September 18, 2011 Leave a comment Go to comments

Courts and attorneys generally prefer active sentences to passive sentences in legal writing. Nonetheless, there are certain situations in which passive sentences are useful.

In active sentences, the subject is doing the action. Take the sentence, “The court denied the motion.” The court is the subject, and it is doing the denying.

In passive sentences, however, the subject is inferred. A passive version of our example would be, “The motion was denied.” The court is still the subject, but the reader only knows that from the context, not the words.

Generally, active sentences improve legal writing because they are clearer and more precise. Passive sentences have a greater tendency to be vague or awkward.

Nonetheless, passive sentences are indispensable in legal writing when you wish to obscure the subject of a sentence.

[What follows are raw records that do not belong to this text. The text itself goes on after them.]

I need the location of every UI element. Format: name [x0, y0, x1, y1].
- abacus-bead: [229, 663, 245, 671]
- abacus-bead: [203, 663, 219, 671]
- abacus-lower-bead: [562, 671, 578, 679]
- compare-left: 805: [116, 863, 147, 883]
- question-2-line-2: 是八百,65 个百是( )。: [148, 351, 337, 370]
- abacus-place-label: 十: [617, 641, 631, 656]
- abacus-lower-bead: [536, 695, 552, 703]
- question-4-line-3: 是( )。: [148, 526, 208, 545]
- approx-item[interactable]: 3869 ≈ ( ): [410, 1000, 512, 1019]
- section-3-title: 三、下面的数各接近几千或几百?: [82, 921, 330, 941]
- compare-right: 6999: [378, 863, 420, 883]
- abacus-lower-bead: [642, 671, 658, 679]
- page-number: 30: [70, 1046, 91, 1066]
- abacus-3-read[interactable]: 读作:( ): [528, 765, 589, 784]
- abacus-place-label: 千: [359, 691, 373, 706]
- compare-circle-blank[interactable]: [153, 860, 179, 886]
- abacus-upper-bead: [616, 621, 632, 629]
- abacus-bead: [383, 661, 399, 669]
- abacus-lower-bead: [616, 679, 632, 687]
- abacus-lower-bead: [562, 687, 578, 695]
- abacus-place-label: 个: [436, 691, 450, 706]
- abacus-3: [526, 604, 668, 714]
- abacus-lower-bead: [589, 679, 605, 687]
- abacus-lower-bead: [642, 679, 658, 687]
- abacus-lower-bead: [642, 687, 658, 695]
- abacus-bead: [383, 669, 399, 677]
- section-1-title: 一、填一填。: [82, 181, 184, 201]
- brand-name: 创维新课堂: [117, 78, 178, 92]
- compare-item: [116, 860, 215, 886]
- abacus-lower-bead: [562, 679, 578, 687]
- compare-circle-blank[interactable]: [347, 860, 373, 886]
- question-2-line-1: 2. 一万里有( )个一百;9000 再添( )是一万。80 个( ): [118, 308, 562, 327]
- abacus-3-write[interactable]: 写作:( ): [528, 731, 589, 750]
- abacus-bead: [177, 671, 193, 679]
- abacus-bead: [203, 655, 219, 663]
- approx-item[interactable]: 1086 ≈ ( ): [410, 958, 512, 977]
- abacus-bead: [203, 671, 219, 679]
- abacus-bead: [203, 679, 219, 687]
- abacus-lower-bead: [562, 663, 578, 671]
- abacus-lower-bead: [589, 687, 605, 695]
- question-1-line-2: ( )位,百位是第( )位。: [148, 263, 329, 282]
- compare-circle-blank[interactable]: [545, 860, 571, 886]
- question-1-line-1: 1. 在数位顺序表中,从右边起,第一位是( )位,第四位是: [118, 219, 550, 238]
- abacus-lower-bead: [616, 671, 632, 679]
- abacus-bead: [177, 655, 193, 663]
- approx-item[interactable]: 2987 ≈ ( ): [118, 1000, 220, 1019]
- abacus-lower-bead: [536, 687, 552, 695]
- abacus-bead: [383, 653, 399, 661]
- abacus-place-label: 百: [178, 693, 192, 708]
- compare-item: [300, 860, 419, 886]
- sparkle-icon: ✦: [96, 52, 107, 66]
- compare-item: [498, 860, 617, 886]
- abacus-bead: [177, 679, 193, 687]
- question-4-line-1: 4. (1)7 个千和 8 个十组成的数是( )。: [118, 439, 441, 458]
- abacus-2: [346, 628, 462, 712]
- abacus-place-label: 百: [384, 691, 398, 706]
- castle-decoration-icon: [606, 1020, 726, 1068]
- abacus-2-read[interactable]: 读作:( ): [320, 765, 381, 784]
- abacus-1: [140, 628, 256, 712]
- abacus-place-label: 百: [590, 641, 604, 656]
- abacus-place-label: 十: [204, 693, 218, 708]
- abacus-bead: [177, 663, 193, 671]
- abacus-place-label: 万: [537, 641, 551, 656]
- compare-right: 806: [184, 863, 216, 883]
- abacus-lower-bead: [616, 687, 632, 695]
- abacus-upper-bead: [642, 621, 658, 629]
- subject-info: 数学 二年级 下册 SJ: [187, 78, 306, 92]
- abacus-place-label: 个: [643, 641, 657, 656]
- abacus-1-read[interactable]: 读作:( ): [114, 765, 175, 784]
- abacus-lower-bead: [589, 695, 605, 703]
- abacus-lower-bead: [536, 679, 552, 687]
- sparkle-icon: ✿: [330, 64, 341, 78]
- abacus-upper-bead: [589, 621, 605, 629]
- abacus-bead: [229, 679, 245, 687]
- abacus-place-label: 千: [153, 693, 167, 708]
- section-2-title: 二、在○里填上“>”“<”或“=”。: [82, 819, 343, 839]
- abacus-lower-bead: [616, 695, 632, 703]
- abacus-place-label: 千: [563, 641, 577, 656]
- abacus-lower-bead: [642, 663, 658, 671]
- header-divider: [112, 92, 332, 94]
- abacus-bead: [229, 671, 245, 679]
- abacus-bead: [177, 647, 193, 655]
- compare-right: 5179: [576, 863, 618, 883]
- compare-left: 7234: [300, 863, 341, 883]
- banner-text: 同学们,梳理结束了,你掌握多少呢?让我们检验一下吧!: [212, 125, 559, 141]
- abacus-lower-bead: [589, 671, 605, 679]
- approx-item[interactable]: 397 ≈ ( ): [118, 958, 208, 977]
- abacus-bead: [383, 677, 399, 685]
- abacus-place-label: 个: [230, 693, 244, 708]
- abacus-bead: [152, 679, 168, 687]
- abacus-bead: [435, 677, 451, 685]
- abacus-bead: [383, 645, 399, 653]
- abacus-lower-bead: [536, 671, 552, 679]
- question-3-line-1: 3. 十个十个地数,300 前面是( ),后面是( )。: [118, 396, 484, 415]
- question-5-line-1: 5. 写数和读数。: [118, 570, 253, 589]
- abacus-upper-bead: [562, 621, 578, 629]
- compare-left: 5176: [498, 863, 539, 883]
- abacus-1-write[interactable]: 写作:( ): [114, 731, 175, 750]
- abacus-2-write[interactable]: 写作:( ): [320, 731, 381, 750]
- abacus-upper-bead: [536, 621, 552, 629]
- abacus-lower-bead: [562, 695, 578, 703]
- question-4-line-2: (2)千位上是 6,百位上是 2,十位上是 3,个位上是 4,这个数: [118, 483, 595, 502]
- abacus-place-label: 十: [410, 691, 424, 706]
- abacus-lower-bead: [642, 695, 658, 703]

A classic example is Reagan’s quote, “Mistakes were made.”

If you are appealing a bad evidentiary ruling, you might say, “Judge Gunther admitted the hearsay evidence over trial counsel’s objection.” Yet, if you are appearing before Judge Gunther on a motion to reconsider his erroneous ruling, it may be advantageous to be less aggressive in your phrasing. A passive version of the same allegation would be, “The hearsay evidence was admitted over trial counsel’s objection.” Using the passive voice decreases the likelihood that Judge Gunther will feel personally attacked.

You may also find passive voice useful when you do not know who performed a particular action. The sentence, “A shot was fired,” allows you to include the critical detail of a shot being fired, even if you don’t know who fired it.

Finally, passive sentences may be helpful in preventing repetitive sentence structures. Starting multiple sentences with the same subject may be awkward. If the subject is obvious, including an occasional passive sentence may make your writing flow better.

Passive sentences are not grammatically incorrect, as some argue. The best legal writers use the passive voice selectively to create specific, intended results.